Concord by Don Zancanella

Summer has come to New England and Henry David Thoreau and his brother John are in love with the same girl. Reclusive writer Nathaniel Hawthorne is courting Sophia Peabody of the remarkable Peabody family of Boston. The brilliant Margaret Fuller becomes a houseguest of the equally brilliant but married Ralph Waldo Emerson and finds herself engaged in a passionate affair of the mind and heart.

Today they are icons of American literature but in Concord they were young and in love.
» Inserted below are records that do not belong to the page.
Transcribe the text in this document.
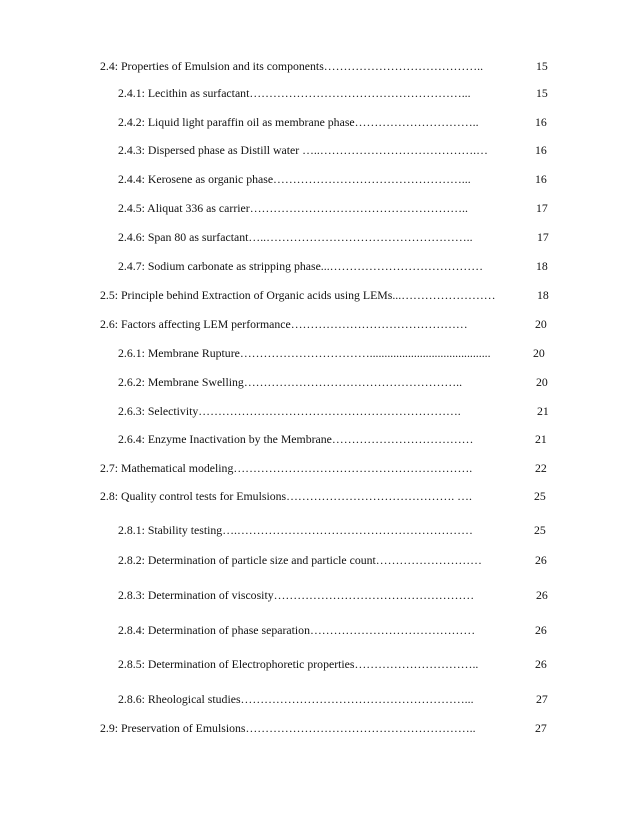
2.4: Properties of Emulsion and its components…………………………………..	15
2.4.1: Lecithin as surfactant………………………………………………...	15
2.4.2: Liquid light paraffin oil as membrane phase…………………………..	16
2.4.3: Dispersed phase as Distill water …..………………………………….…	16
2.4.4: Kerosene as organic phase…………………………………………...	16
2.4.5: Aliquat 336 as carrier………………………………………………..	17
2.4.6: Span 80 as surfactant…..……………………………………………..	17
2.4.7: Sodium carbonate as stripping phase...…………………………………	18
2.5: Principle behind Extraction of Organic acids using LEMs...……………………	18
2.6: Factors affecting LEM performance………………………………………	20
2.6.1: Membrane Rupture…………………………….........................................	20
2.6.2: Membrane Swelling………………………………………………..	20
2.6.3: Selectivity………………………………………………………….	21
2.6.4: Enzyme Inactivation by the Membrane………………………………	21
2.7: Mathematical modeling…………………………………………………….	22
2.8: Quality control tests for Emulsions……………………………………. ….	25
2.8.1: Stability testing….……………………………………………………	25
2.8.2: Determination of particle size and particle count………………………	26
2.8.3: Determination of viscosity……………………………………………	26
2.8.4: Determination of phase separation……………………………………	26
2.8.5: Determination of Electrophoretic properties…………………………..	26
2.8.6: Rheological studies…………………………………………………...	27
2.9: Preservation of Emulsions…………………………………………………..	27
Don Zancanella has won the John S. Simmons/Iowa Short Fiction Award and an O.Henry Prize. One of his stories was cited as a distinguished story of the year in the 2019 Best American Short Stories, and another has been nominated for the 2021 Pushcart Prizes. He has published widely in literary magazines. Born in Laramie, Wyoming, he has lived in Virginia, Colorado, Missouri, and New Mexico, where he taught at the University of New Mexico. He studied with John Edgar Wideman, Thoreau and Emerson scholar Robert D. Richardson, and John Williams. He now lives in Boise, Idaho, with his wife and their rescue dogs.

 

PLEASE NOTE:

The event will be on Zoom. Event link is sent 30 minutes before program start.